Background: Telomeric deletions contribute to genetic instability and may represent an important mechanism of carcinogenesis. Amplification of the c-erbB-2 gene has been demonstrated in breast carcinoma. The clinical significance of telomeric deletions and c-erbB-2 gene amplification therefore was studied in patients with breast disorders.
Methods: The Southern blot analysis was used to measure telomeric length as well as the c-erbB-2 gene amplification of breast carcinomas, adjacent normal breast tissues, fibroadenomas, and cases of gynecomastia.
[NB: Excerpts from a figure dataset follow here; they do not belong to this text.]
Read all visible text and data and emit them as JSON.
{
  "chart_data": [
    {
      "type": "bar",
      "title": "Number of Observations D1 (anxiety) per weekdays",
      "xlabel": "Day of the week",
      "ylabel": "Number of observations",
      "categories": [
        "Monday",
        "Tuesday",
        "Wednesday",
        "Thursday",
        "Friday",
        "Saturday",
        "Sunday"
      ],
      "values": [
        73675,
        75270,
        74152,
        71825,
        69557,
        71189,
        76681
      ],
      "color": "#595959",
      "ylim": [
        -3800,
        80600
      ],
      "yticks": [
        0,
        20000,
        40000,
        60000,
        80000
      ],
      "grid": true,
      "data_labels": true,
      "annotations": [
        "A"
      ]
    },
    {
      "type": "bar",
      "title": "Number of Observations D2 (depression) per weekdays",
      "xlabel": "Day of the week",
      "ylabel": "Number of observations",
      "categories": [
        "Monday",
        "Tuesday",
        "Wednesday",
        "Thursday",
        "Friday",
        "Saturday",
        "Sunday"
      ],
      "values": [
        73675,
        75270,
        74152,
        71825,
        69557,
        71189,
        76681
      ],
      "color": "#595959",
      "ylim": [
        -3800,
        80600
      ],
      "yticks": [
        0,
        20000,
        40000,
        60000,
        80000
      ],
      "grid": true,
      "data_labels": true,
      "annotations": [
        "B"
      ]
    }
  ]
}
Results: Significant reductions in telomeric length and concentration were observed in all breast tissues when compared to placental DNA. Mean telomeric lengths were lowest in carcinomas and fibroadenomas. There were no significant differences, however, in the telomeric lengths among tissues from patients with breast carcinomas, fibroadenomas, or gynecomastia. The degree of telomeric deletion correlated significantly with histologic grade and was most notable in Grade 3 (scirrhous) breast carcinoma. The extent of telomeric deletion reflects the histologic aggressiveness of breast carcinoma, and telomeric reduction already can be seen in the adjacent normal breast tissues from patients with breast cancer. c-erbB-2 gene amplification was observed in 26.8% of the patients with breast carcinoma. c-erbB-2 gene amplification was not observed, however, in patients with fibroadenomas or gynecomastia. The degree of telomeric deletion did not correlate with c-erbB-2 gene amplification, tumor size, clinical stage, steroid receptors, or prognosis. Telomeric length was shorter in lymph node-negative tumors than in lymph node-positive tumors.
Conclusions: These findings indicate that a shorter telomere length reflects growth advantage in breast cancer tissue, and telomeric reduction may promote cancer progression.